How could we (seriously?) measure a guitar soundboard?
After writing my first post I asked a friend who’s into psychoacoustic to proof read it and I got one interesting remark back; in my discussion there were not quantitative measurements shown.
At the time of experimenting on my OM guitar I used my beloved Clio Pocket, but I forgot to save the results of the investigation. Now that I reflected a bit more about how to measure a guitar soundboard in a consistent and repeatable way I wish to spend a few paragraph on it.
“Follow me through this disguise” and let’s pretend we’re engineers!
I wish to approach the topic from both the engineering and musician points of view in fact, but let’s try to summarise the constraints first:
- If we want to measure a guitar response, we should be able to do it when the strings are on and the guitar is in “normal” working conditions (so to say, if you just stop playing for a while, I’d love to measure your axe…)
- we would like to measure both the acoustic response AND the tactile information, because a (conscious) musician rely on both
- we would like to empathise with guitarist about a terrible feeling of theirs, namely that all people in front of them playing are actually hearing a better tone than them pulling the strings
The engineer inside me knows immediately that point 1 requires a compromise: if the strings are on, we need to “inject” a test signal as if the strings were moving. The test signal could be either pink noise (a complex random noise which is tailored to mimic the complex behaviour of almost all natural noise/sound sources) or a sine sweep (a sinusoid that ramps up from very low tones to very high ones).
Having worked with prof. Angelo Farina for a good part my career and owning him a lot of knowledge (especially this one is worth reading carefully), I normally use the second approach. There are several commercial implementation of this technique, and also you can use it very cheaply. Aurora plugins (with sine sweep generators and convolver and what not) are available as a working demo.
Now we need to find an efficient way to inject the test signal; how do we do? Here is where exciters get their role in the play. An exciter is a speaker without a cone (ok this is crude, but 80% true), and in which the voice coil former can be attached to a surface and thus transmit vibration (more accurately force or acceleration).
The solutions to point 1 is then to stick or glue a very light exciter (otherwise you drastically change the mass/stiffness of the soundboard) on the guitar bridge. This is not easy, because of the presence of the pins and because the bridge is not flat or large enough. I guess my best choice will be to attach it to the bridge plate inside the body.
In fact, if we were lucky to have a very small exciter, with a voice coil diameter of 10 to 15 mm it might even be possible to put it on the very bridge; we’ll see later whether there are big differences if we could experiment also this.
Moving to point 2, how can we measure the acoustic response?

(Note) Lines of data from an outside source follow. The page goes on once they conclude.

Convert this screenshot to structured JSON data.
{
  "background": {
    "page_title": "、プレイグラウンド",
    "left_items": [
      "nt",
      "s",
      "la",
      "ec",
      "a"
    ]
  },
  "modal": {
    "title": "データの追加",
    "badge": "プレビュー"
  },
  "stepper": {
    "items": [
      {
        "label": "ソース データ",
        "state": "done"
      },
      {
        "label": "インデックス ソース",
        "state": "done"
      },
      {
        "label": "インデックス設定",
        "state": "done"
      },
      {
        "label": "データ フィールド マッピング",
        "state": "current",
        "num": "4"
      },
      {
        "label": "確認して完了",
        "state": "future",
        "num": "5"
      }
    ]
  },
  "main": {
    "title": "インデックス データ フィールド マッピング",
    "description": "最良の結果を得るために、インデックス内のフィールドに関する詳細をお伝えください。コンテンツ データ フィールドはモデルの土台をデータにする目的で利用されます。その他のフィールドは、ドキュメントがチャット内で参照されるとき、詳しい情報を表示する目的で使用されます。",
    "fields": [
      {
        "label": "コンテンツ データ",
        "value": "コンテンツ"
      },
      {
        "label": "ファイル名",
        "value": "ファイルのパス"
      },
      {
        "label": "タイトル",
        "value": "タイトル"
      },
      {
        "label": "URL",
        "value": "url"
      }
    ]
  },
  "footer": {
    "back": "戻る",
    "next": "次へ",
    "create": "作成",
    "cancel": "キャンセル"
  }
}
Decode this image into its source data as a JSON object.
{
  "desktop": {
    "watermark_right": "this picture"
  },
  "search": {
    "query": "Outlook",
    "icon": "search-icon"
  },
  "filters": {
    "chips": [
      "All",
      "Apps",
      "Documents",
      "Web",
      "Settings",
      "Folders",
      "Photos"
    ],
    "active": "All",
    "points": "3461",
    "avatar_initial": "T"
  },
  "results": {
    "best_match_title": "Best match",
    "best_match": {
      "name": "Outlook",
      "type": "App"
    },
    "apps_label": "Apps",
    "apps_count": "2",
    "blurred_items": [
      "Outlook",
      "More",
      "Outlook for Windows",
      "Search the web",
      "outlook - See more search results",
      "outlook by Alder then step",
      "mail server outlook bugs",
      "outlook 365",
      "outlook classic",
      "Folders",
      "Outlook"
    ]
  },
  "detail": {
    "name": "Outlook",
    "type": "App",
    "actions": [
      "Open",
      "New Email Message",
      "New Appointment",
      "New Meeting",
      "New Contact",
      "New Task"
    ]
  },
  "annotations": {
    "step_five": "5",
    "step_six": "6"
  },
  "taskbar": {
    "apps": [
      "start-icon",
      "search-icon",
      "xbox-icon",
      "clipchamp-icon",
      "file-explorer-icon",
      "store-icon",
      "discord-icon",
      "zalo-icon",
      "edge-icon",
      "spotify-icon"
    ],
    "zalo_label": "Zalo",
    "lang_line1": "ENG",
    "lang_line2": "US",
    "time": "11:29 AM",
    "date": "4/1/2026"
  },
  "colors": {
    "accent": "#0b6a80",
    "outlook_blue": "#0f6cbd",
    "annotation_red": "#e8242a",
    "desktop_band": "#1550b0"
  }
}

What about the tactile one? We surely need a microphone for the former and an accelerometer for the latter, but again, where shall we put them? If we dared to search “how to mike a guitar” we’ll be probably here for the next two months or so, so let’s be drastic for once.
We are not interested in a subjectively nice tone, we need a repeatable measurement; we could then get used to it (if we listened to the recorded signals) or get used to stand in front of the guitar in the same spot to correlate the plots and graphs we’ll get with our personal experience.
On the other hand we could go for a power response measurement, which is in fact a complete spatial average of the response, as if we could put all the acoustic output of the instrument into a black box, iron it, and get a single frequency response out of the process.
The complicated bit of this intriguing approach is that you need a reverberant room to do the spatial average. And we do not have it at home. Final practical answer to this is then to place a measurement mic one meter in front of the instrument, at the center of the soundboard hole.
What about the accelerometer? This is cool because as soon as you play live you already have an accelerometer inside your guitar, without even knowing it. It’s the under-saddle pickup you use in every gig. I agree with you that it does sound coloured and (normally) harsh/bad/choose your blaming here, but it captures vibrations and give us a clean signal we can then process.
And it’s firmly inside the bridge, with no chance to move or being altered by our experiments, which is very reliable. Moving to point 3 requires a bit of imagination: we might be interested in doing the measurements and, afterwards, see if they are similar to what is called an acoustic dipole.
If this is true (and in the meanwhile you can look up and find out what a dipole is here or here), than the proof will be achieved.